AK Parti, 21 yıldır bu ülkeye her alanda çağ atlatmış bir partidir.
Evet evet, tam 21 yıl!
AK Parti’nin bu zaman zarfı içinde yaptığı hizmet ve eserleri yan yana dizsek Edirne’den Kars’a yol olur.
Yada bu ülkenin 21 yıl önceki halini göz önüne getirin.
Hem siyasi hem fiziki hem manevi anlamda.
Hal buyken AK Parti’ye mensup bazı insanların son zamanlarda sokaklarda çekinerek konuşması, seçim çalışmalarında ezik büzük durması normal bir durum değil!
Vatandaşın karşısında elbette mütevazı olunmalı, bu her AK Partiliye de yakışan bir durumdur.

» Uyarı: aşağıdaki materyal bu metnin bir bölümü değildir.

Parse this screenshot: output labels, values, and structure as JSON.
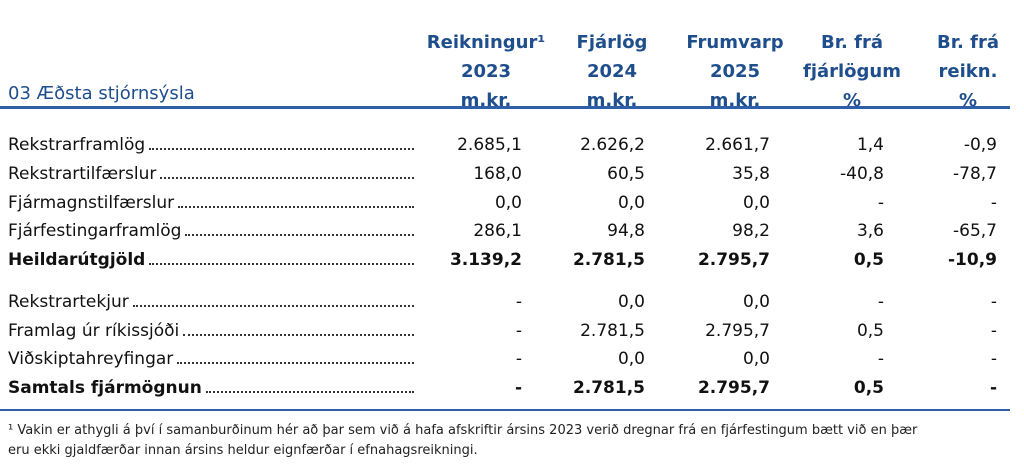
{
  "table": {
    "title": "03 Æðsta stjórnsýsla",
    "columns": [
      [
        "Reikningur¹",
        "2023",
        "m.kr."
      ],
      [
        "Fjárlög",
        "2024",
        "m.kr."
      ],
      [
        "Frumvarp",
        "2025",
        "m.kr."
      ],
      [
        "Br. frá",
        "fjárlögum",
        "%"
      ],
      [
        "Br. frá",
        "reikn.",
        "%"
      ]
    ],
    "sections": [
      {
        "rows": [
          [
            "Rekstrarframlög",
            "2.685,1",
            "2.626,2",
            "2.661,7",
            "1,4",
            "-0,9"
          ],
          [
            "Rekstrartilfærslur",
            "168,0",
            "60,5",
            "35,8",
            "-40,8",
            "-78,7"
          ],
          [
            "Fjármagnstilfærslur",
            "0,0",
            "0,0",
            "0,0",
            "-",
            "-"
          ],
          [
            "Fjárfestingarframlög",
            "286,1",
            "94,8",
            "98,2",
            "3,6",
            "-65,7"
          ]
        ],
        "total": [
          "Heildarútgjöld",
          "3.139,2",
          "2.781,5",
          "2.795,7",
          "0,5",
          "-10,9"
        ]
      },
      {
        "rows": [
          [
            "Rekstrartekjur",
            "-",
            "0,0",
            "0,0",
            "-",
            "-"
          ],
          [
            "Framlag úr ríkissjóði",
            "-",
            "2.781,5",
            "2.795,7",
            "0,5",
            "-"
          ],
          [
            "Viðskiptahreyfingar",
            "-",
            "0,0",
            "0,0",
            "-",
            "-"
          ]
        ],
        "total": [
          "Samtals fjármögnun",
          "-",
          "2.781,5",
          "2.795,7",
          "0,5",
          "-"
        ]
      }
    ],
    "footnote": [
      "¹ Vakin er athygli á því í samanburðinum hér að þar sem við á hafa afskriftir ársins 2023 verið dregnar frá en fjárfestingum bætt við en þær",
      "eru ekki gjaldfærðar innan ársins heldur eignfærðar í efnahagsreikningi."
    ]
  }
}
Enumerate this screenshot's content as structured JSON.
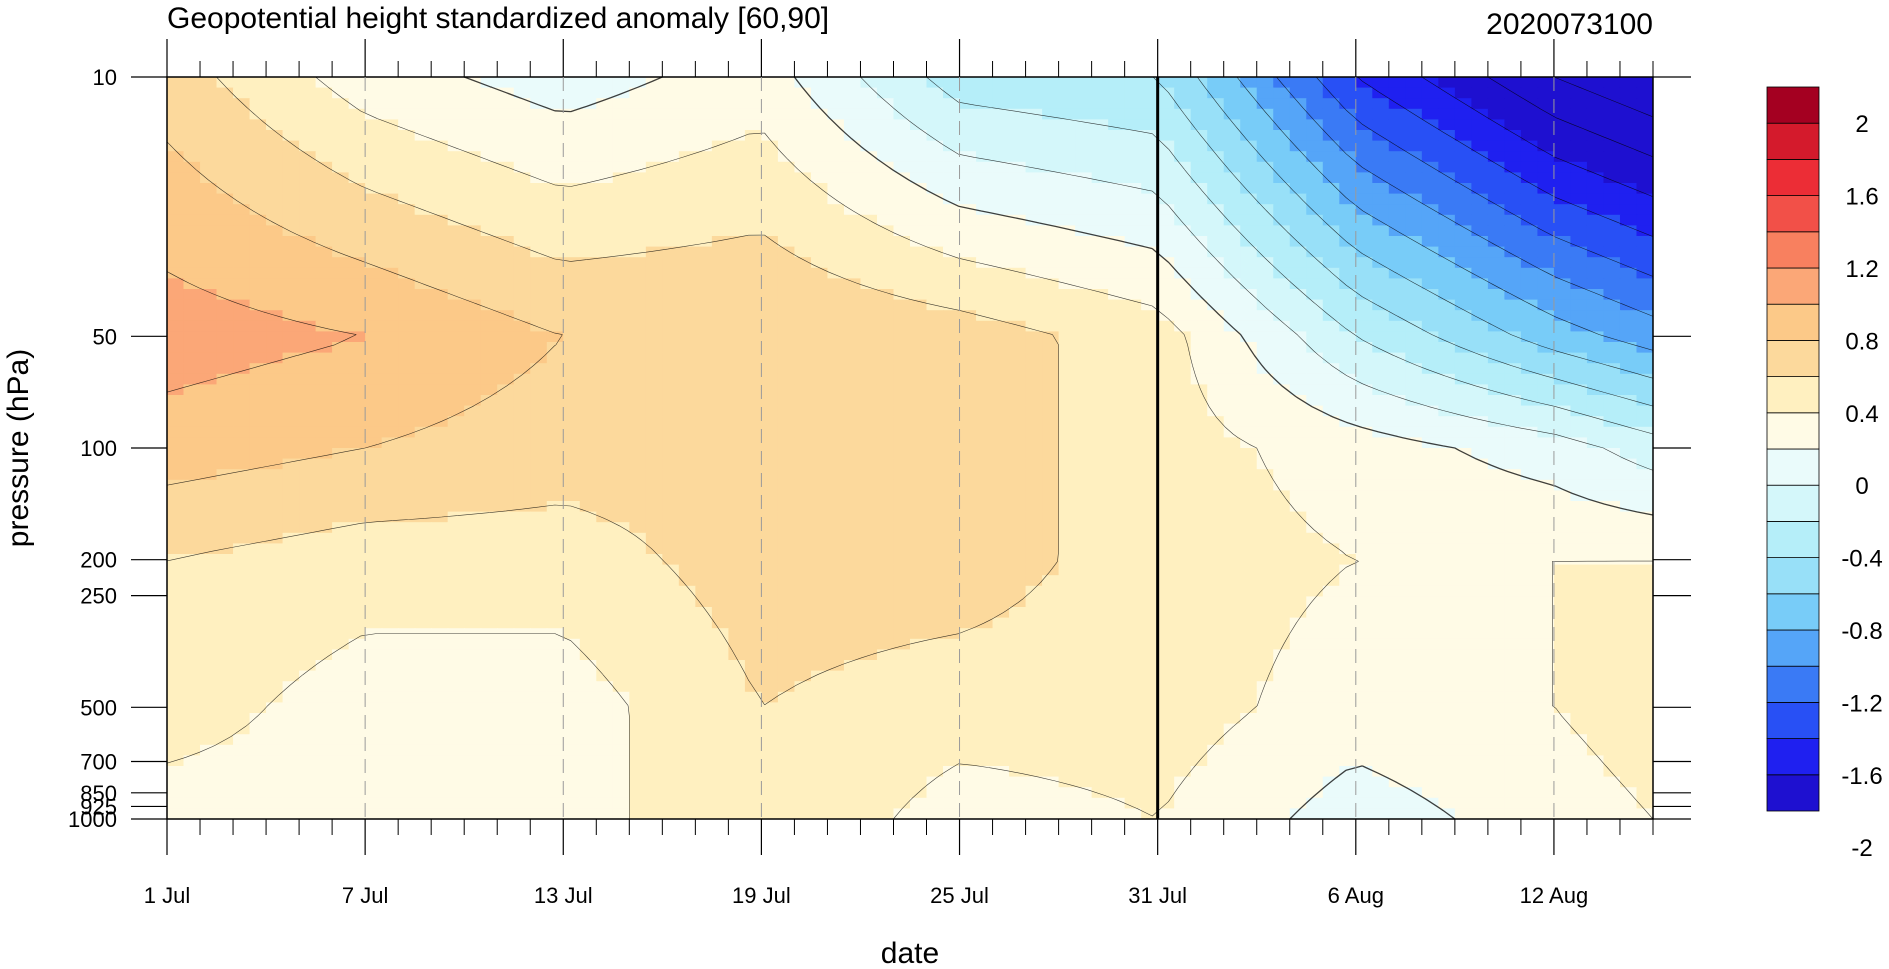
{
  "chart_data": {
    "type": "heatmap",
    "title": "Geopotential height standardized anomaly [60,90]",
    "subtitle": "2020073100",
    "xlabel": "date",
    "ylabel": "pressure (hPa)",
    "x_unit": "day",
    "x_range": [
      "1 Jul",
      "15 Aug"
    ],
    "x_ticks": [
      {
        "label": "1 Jul",
        "day": 1
      },
      {
        "label": "7 Jul",
        "day": 7
      },
      {
        "label": "13 Jul",
        "day": 13
      },
      {
        "label": "19 Jul",
        "day": 19
      },
      {
        "label": "25 Jul",
        "day": 25
      },
      {
        "label": "31 Jul",
        "day": 31
      },
      {
        "label": "6 Aug",
        "day": 37
      },
      {
        "label": "12 Aug",
        "day": 43
      }
    ],
    "y_scale": "log",
    "y_reversed": true,
    "ylim": [
      1000,
      10
    ],
    "y_ticks": [
      10,
      50,
      100,
      200,
      250,
      500,
      700,
      850,
      925,
      1000
    ],
    "y_tick_labels": [
      "10",
      "50",
      "100",
      "200",
      "250",
      "500",
      "700",
      "850",
      "925",
      "1000"
    ],
    "forecast_start_day": 31,
    "levels": [
      -2.2,
      -2.0,
      -1.8,
      -1.6,
      -1.4,
      -1.2,
      -1.0,
      -0.8,
      -0.6,
      -0.4,
      -0.2,
      0,
      0.2,
      0.4,
      0.6,
      0.8,
      1.0,
      1.2,
      1.4,
      1.6,
      1.8,
      2.0,
      2.2
    ],
    "colorbar_labels": [
      "2",
      "1.6",
      "1.2",
      "0.8",
      "0.4",
      "0",
      "-0.4",
      "-0.8",
      "-1.2",
      "-1.6",
      "-2"
    ],
    "colorbar_colors_bottom_to_top": [
      "#1e10d0",
      "#1f20f0",
      "#2850f5",
      "#3a7af5",
      "#55a5f8",
      "#78ccf8",
      "#98e0f8",
      "#b5eef9",
      "#d4f7fa",
      "#eafbfb",
      "#fffbe6",
      "#fff0c0",
      "#fcd99c",
      "#fcc988",
      "#fba777",
      "#f8805f",
      "#f25048",
      "#ec2d36",
      "#d41a2c",
      "#a40021"
    ],
    "sample_values": {
      "columns_days": [
        1,
        7,
        13,
        19,
        25,
        31,
        37,
        43,
        46
      ],
      "rows_hPa": [
        10,
        50,
        100,
        200,
        500,
        1000
      ],
      "values": [
        [
          0.5,
          0.1,
          -0.1,
          0.1,
          -0.5,
          -0.6,
          -1.6,
          -2.2,
          -2.4
        ],
        [
          0.9,
          0.8,
          0.6,
          0.6,
          0.5,
          0.3,
          -0.4,
          -0.9,
          -1.1
        ],
        [
          0.7,
          0.6,
          0.5,
          0.5,
          0.5,
          0.3,
          0.1,
          -0.1,
          -0.3
        ],
        [
          0.4,
          0.3,
          0.3,
          0.5,
          0.5,
          0.3,
          0.2,
          0.2,
          0.2
        ],
        [
          0.3,
          0.1,
          0.1,
          0.4,
          0.3,
          0.3,
          0.1,
          0.2,
          0.3
        ],
        [
          0.1,
          0.1,
          0.1,
          0.4,
          0.1,
          0.2,
          -0.1,
          0.1,
          0.2
        ]
      ]
    }
  }
}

Ancak her bir AK Parti mensubunun sokaklarda başı dik bir şekilde göğsünü gererek yürümesi gerekmez mi?
Birileri bu ülke için taş üstüne taş koymadığı halde bu denli rahat konuşurken, rakamlarla sayılmayacak kadar hizmet ve eser üretmiş bir partinin mensuplarının bu davranışı bir özgüven yetersizliği değilse, nedir?
Bence bu özgüven yetersizliğinin ana sebebi, bu inanların son zamanlarda Recep Tayyip Erdoğan’ı takip etmemelerinden kaynaklanıyor.
Ne alaka diyebilirsiniz!
Ben de size soruyorum, eğer takip etmiş olsalardı şimdi sokakları inletmiş olmazlar mıydı?
Bana göre şimdiye kadar 6 genel, 4 yerel, 2 Cumhurbaşkanlığı ve 3 halk oylaması seçimlerinde zaferle ayrılan AK Parti, son zamanlarda ortaya koyduğu başarı ve hizmetlerle beraber 14 Mayıs seçimlerini çok rahat kazanacaktır.
Dile kolay tam 15 kez rakiplerinin karşısında birinci parti olarak çıkmış.
21 yıl içinde kendi rakiplerini tam 15 kez nakavt etmiş.
Tam 15 kez bu Aziz milletin desteğini almış.
Ve bu destek devam ediyor.
Şimdi gelelim 14 Mayıs’ın şifresine.
Bana göre AK Parti’nin bu seçimi kazanmasının yolu inanmakta geçiyor.
Zira bundan önceki 15 seçimde de hep böyle olmuştur.
Şimdi de böyle olacak.
Aksini düşünemiyorum bile!
Velhasıl kelam bu seçimin sonucunu belirleyecek olan AK Parti’i mensuplarıdır.
Sahadaki performansları ve seçimden zaferle çıkacaklarına dair inançlarıdır.
Bu ikisi vuku bulursa üçüncüsü kaçınılmazdır.